Com a exposição acima, é possível avançar para uma análise dos
três aspectos que este artigo se propõe a discorrer.
Definição de conceitos
Aqui será feita uma breve explanação dos seguintes métodos de
interpretação bíblica: 1) histórico-gramatical; 2) histórico-crítico; e 3)
hermenêutica pós-moderna.
Método Histórico-Gramatical – Em linhas gerais, o
método histórico-gramatical como o conhecemos resulta diretamente do labor dos protagonistas
da Reforma Protestante ocorrida no século XVI, que, contrapondo-se ao método alegórico,
propuseram uma interpretação literal, em que a intenção do autor deve ser
respeitada, bem como a evolução da revelação. Além disso, destaca-se que o seu uso
depende do contexto histórico e do aspecto gramatical, advindo daí a
nomenclatura “histórico-gramatical”, fazendo com que o texto sagrado tenha um
único sentido, e não quantos o leitor desejar.2
Método Histórico-Crítico – De uso próprio do liberalismo
teológico, e envolvendo as chamadas “Alta Crítica” e “Baixa Crítica”, este
método surgiu no período do Iluminismo, em que a razão e a análise crítica são
suficientes para a compreensão do mundo e suas complexidades. Neste método, a ênfase
é dada à crítica do texto em detrimento da intenção do autor, ou seja, suas
bases firmam-se sobre a crítica nos seguintes aspectos: 1) critica das fontes;
2) crítica da forma; e 3) crítica da redação. Nesse sentido, esse método pressupõe
que a Bíblia possui erros e contradições e, por isso, para os que adotam este
método, ela não é efetivamente a inerrante Palavra de Deus.3
Hermenêutica Pós-Moderna – Embora haja quem não se
agrade do termo pós-modernidade como referência aos tempos atuais, a grande
maioria opta por chamar assim este período caracterizado pela descrença em uma verdade
absoluta. A pós-modernidade possui aquilo que pode ser chamado de “fenômenos pós-modernos”

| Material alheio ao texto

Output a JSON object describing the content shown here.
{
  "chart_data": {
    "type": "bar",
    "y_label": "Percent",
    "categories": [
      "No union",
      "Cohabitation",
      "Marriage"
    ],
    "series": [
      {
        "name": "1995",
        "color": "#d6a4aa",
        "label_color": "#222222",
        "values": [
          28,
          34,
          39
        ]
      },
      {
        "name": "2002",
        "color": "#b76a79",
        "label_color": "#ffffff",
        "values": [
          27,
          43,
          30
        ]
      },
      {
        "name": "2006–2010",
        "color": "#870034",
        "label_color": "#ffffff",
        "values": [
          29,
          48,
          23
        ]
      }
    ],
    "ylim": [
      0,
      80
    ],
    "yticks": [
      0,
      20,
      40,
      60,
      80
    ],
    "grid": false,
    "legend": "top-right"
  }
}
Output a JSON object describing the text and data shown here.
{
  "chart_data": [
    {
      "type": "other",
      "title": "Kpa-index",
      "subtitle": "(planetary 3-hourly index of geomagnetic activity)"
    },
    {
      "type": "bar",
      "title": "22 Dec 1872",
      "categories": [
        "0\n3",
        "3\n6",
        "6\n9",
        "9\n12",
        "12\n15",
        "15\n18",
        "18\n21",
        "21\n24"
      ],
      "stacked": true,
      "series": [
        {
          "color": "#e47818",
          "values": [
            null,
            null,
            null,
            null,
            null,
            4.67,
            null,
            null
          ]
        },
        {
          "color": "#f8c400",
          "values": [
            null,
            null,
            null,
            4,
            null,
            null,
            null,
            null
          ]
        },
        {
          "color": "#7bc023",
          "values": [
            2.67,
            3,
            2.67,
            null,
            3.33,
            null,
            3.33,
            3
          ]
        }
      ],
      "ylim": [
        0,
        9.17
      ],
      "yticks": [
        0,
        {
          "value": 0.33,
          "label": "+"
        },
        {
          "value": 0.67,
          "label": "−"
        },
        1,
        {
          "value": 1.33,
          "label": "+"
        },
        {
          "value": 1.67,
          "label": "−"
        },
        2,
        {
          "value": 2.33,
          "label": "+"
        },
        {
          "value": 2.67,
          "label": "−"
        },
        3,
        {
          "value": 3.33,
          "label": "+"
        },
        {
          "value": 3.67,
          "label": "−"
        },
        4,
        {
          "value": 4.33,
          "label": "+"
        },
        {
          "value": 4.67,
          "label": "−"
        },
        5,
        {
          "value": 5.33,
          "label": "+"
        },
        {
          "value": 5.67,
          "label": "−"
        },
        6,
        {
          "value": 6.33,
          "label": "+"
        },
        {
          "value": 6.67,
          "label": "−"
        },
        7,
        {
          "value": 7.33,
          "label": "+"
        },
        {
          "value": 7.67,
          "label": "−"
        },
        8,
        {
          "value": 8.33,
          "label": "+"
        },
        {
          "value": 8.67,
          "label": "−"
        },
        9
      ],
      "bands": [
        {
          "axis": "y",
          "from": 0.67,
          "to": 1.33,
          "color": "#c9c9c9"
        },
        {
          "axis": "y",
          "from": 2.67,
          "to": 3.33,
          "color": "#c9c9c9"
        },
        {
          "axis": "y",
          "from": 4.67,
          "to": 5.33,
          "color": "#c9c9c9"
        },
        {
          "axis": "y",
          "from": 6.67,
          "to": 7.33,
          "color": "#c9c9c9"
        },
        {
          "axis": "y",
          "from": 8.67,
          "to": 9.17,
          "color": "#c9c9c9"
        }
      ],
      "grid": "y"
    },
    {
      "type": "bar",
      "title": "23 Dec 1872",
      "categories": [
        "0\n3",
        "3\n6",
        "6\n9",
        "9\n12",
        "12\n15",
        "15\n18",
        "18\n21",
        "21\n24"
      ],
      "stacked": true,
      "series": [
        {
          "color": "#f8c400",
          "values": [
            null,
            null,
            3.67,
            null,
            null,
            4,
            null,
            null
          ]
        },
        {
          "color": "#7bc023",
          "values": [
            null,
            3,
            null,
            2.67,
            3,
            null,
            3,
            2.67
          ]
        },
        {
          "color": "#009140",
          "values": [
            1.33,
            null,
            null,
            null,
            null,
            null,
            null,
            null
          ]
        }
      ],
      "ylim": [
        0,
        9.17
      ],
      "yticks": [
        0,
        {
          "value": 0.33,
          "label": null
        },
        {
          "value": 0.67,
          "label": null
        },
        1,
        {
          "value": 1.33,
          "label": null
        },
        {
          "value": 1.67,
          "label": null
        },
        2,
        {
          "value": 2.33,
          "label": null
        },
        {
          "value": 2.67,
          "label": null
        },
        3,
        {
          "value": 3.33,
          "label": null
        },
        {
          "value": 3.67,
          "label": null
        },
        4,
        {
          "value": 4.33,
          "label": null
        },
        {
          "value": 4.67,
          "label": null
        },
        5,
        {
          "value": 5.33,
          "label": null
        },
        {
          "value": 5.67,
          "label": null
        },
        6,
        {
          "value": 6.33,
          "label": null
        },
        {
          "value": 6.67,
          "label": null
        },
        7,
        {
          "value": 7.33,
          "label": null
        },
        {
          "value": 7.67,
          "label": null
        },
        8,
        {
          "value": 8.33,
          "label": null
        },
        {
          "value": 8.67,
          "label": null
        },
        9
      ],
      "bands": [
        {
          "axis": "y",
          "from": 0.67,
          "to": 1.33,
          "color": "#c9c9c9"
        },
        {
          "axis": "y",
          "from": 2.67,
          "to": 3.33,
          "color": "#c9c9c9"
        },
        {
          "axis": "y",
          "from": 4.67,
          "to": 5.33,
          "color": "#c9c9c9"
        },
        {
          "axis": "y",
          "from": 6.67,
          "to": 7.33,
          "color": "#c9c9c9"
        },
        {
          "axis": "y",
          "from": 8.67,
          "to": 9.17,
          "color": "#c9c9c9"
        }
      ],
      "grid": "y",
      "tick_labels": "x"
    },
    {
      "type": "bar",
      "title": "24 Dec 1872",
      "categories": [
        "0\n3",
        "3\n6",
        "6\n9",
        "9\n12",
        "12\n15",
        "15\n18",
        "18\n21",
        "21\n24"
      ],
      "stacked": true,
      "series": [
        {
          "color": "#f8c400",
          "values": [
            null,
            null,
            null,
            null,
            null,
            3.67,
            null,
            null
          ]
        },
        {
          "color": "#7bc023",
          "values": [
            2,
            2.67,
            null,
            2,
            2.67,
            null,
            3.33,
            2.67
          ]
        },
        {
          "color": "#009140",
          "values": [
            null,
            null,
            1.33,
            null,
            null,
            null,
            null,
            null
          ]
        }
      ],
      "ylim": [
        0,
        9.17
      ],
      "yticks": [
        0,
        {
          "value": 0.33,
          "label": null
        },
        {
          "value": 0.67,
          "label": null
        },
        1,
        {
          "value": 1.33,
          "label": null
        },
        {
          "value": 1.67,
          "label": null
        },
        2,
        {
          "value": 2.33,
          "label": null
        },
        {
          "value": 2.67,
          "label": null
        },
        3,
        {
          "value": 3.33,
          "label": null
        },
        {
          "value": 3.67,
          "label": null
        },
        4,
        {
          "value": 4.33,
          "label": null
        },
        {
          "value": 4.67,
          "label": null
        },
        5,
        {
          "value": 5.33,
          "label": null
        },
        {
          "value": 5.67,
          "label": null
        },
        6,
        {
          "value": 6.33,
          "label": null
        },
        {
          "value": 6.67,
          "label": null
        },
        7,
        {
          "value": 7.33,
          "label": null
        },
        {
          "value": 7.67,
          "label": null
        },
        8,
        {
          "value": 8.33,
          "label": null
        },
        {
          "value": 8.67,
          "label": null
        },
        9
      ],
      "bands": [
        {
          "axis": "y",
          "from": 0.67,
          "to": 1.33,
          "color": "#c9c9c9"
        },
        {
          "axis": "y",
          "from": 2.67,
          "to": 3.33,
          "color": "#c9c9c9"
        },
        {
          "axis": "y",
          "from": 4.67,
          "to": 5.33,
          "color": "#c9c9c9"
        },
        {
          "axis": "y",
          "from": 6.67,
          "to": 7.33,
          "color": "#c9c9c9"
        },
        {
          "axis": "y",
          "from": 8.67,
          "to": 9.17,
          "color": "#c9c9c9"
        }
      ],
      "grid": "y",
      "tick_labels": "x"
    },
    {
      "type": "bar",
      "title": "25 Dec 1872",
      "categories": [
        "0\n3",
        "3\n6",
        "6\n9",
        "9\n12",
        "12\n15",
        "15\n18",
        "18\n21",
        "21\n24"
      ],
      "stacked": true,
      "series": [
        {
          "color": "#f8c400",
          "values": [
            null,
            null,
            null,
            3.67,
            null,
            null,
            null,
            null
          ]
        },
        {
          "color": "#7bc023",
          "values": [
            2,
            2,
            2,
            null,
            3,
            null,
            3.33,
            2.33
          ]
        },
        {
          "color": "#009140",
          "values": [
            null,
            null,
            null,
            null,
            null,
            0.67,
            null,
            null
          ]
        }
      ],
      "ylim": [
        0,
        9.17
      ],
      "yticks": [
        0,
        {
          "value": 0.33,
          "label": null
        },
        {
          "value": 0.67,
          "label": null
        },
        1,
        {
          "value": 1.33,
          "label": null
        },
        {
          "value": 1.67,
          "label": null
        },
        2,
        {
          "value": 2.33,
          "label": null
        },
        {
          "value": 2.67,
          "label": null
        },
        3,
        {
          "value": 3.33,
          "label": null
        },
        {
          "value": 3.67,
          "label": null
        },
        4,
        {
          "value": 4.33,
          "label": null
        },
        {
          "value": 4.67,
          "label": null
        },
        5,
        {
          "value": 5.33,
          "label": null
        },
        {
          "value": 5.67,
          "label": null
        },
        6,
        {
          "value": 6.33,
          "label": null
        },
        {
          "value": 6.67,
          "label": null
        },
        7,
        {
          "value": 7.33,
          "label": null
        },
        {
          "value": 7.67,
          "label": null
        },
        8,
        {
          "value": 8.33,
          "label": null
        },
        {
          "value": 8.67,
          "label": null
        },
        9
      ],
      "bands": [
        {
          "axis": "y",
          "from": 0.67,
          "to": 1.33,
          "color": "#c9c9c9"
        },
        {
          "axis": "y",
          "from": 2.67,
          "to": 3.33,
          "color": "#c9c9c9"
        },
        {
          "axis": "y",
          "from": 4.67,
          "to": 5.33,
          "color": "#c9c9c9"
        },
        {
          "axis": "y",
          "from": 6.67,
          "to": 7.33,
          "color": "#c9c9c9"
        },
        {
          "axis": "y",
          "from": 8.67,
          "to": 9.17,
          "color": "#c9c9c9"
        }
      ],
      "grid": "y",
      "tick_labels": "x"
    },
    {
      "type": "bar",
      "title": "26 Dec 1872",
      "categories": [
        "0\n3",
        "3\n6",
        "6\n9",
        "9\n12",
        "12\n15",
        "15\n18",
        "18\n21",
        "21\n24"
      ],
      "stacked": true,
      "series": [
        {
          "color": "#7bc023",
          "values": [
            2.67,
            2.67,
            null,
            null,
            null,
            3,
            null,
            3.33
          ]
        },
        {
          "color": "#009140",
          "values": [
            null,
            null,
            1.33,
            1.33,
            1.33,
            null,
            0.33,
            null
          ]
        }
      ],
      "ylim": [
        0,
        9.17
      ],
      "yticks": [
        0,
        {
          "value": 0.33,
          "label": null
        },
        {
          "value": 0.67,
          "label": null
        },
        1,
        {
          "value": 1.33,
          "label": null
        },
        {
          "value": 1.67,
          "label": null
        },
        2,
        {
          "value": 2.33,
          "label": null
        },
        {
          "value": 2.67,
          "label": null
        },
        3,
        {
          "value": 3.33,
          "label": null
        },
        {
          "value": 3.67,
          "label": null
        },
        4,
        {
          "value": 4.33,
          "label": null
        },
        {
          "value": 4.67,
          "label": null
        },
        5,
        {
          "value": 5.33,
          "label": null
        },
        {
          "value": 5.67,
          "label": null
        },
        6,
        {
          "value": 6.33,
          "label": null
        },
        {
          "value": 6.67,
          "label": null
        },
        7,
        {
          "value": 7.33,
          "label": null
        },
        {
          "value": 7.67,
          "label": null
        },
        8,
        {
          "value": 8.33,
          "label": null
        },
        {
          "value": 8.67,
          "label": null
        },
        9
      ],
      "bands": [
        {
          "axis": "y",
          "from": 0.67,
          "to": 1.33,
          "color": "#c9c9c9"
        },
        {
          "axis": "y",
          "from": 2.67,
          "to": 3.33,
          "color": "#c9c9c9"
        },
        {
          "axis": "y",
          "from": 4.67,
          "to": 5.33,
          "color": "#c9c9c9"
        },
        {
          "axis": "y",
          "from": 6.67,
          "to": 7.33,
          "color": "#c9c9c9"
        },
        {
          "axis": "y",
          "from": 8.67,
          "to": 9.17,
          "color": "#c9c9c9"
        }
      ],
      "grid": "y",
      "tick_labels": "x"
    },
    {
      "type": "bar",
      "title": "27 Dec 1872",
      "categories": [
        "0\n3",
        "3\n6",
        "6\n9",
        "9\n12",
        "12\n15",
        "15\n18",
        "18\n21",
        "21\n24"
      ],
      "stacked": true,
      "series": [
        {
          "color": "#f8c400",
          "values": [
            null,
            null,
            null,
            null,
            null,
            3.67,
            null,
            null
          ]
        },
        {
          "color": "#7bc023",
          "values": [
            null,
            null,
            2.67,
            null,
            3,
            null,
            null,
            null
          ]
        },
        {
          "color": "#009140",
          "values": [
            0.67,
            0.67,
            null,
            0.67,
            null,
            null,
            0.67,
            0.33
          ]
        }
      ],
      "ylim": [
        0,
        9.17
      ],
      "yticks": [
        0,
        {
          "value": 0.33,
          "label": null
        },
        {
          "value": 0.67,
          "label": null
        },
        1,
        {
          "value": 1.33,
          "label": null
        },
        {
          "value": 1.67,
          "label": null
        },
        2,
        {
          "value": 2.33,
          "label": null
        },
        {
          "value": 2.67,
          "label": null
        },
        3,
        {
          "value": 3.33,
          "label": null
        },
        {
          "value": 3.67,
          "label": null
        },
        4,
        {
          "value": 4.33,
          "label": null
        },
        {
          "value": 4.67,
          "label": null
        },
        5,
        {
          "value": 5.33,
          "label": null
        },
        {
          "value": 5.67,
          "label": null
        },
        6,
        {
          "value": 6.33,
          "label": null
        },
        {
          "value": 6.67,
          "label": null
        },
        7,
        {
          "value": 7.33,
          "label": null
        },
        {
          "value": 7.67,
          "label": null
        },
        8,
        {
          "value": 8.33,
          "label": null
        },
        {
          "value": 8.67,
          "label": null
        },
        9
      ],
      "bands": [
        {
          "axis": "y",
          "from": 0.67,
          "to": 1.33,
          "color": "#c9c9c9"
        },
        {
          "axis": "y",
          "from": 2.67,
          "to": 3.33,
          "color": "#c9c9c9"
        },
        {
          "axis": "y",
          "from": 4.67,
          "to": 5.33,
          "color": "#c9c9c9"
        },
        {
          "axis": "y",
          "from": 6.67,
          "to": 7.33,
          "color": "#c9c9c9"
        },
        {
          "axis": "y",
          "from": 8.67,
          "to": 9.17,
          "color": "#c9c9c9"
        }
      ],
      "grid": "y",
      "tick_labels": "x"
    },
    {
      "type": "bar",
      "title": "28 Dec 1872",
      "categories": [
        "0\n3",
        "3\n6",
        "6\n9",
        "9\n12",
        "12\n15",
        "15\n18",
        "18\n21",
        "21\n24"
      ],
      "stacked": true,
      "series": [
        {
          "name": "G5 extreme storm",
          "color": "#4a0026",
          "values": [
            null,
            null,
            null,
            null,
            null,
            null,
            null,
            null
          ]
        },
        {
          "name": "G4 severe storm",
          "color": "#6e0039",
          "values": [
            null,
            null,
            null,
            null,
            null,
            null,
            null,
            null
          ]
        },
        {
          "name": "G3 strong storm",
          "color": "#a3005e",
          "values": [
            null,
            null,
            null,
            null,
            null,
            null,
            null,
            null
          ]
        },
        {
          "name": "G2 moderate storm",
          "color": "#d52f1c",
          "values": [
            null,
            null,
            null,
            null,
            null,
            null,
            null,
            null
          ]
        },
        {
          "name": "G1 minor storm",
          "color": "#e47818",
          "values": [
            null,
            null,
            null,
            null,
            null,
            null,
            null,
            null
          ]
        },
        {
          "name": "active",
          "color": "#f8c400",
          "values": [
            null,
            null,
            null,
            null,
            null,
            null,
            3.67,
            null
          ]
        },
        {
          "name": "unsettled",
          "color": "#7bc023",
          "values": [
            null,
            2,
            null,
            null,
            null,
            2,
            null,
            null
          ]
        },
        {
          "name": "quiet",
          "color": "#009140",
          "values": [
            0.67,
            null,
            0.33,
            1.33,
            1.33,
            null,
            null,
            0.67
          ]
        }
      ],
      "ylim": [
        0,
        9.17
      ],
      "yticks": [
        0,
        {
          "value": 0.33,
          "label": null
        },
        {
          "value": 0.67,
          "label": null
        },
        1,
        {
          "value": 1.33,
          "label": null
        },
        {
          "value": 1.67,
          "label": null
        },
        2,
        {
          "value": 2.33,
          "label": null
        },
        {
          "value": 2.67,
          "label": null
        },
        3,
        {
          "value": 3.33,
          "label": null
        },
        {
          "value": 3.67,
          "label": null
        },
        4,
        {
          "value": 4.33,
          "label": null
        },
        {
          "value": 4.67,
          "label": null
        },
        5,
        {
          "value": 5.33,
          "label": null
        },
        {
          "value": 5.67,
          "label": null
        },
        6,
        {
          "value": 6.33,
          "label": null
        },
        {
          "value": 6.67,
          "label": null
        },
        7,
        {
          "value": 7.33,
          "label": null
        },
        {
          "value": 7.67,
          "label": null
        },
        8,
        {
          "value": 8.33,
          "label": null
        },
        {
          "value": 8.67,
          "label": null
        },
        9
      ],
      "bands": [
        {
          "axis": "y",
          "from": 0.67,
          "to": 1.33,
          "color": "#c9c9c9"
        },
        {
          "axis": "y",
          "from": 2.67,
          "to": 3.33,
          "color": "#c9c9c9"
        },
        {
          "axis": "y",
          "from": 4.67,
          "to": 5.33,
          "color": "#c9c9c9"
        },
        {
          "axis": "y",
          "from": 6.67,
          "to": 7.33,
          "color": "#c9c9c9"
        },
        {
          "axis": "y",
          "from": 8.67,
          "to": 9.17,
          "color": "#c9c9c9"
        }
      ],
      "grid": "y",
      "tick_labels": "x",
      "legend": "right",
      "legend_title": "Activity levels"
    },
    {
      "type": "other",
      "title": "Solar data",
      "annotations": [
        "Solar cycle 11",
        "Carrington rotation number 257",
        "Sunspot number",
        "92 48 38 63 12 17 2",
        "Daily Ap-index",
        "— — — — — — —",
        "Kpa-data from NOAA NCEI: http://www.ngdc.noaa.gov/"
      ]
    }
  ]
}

e que é bem representado pelas seguintes marcas: pluralização, privatização,
relativismo, globalização e secularização. Cada uma dessas marcas desafiam a Igreja
de Cristo em diferentes áreas, inclusive – e principalmente – quanto à
interpretação bíblica.
Ao escrever sobre a hermenêutica emergente deste tempo,
Kevin J. Vanhoozer explica: “Permite o florescimento de uma centena de ideologias,
contanto que não se tome nenhuma delas muito a sério. Por que não ler a Bíblia
de forma a apoiar seu estilo de vida preferido? A leitura de todos os outros
também é apenas uma projeção de preconceitos. Tudo é relativo à identidade do
leitor. Alguns leem a Bíblia a partir da perspectiva marxista; outros, da
capitalista; alguns a leem com o viés heterossexual, outros a partir da
perspectiva homossexual; ainda outros a leem como calvinistas; outros, como arminianos.
Os pós-modernistas concedem permissão a todos eles para lerem a Escritura de acordo
com sua predição” (VANHOO-ZER, 2016, p. 26).
Nota-se que a Hermenêutica Pós-Moderna se propõe a condescender
com todas as visões existentes. Afinal de contas, de acordo com os conceitos filosóficos
deste período, não há quem possa julgar-se detentor da verdade, pois tudo é
relativo. Seguindo na esteira deste tempo, caracterizado pela complexidade e pela
ausência de objetividade, os pilares da interpretação bíblica a que se propõe
encontram-se estabelecidos sobre essas bases, ao que se conclui ser perigosa; e
não somente isso, mas também nociva à saúde da igreja.
Uma verdade inabalável
O objetivo deste artigo passa pela reflexão em torno da
existência e definição da Hermenêutica Pentecostal, o que será tratado no
próximo tópico. No entanto, impõe-se a necessidade de destacar que tanto a interpretação
bíblica como o entendimento dos pentecostais a respeito da Escritura passam por
bases que são inegociáveis, tais como: 1) sua autoridade divina; 2) sua
inspiração divina; e 3) sua inerrância.4
Aqui é preciso dar um enfoque especial no fato de que a
Hermenêutica Pentecostal se fundamenta principalmente no fato de que, conforme
as palavras de GEISLER (2019, p. 218), a Bíblia se autoproclama Palavra de
Deus, reivindicando para si a autoridade divina.5 Portanto, para
essa tradição protestante, a Bíblia é a inerrante e infalível Palavra de Deus,
conforme se lê na Declaração de Fé das Assembleias de Deus no Brasil: “Nossa
declaração de fé é esta: cremos, professamos e ensinamos que a Bíblia Sagrada é
a Palavra de Deus, única revelação escrita de Deus dada pelo Espírito Santo, escrita
para a humanidade e que o Senhor Jesus Cristo chamou as Escrituras Sagradas de a
“Palavra de Deus”, que os livros da Bíblia foram produzidos sob inspiração divina:
“Toda Escritura é inspirada por Deus e útil” (2 Timóteo 3.16 - ARA).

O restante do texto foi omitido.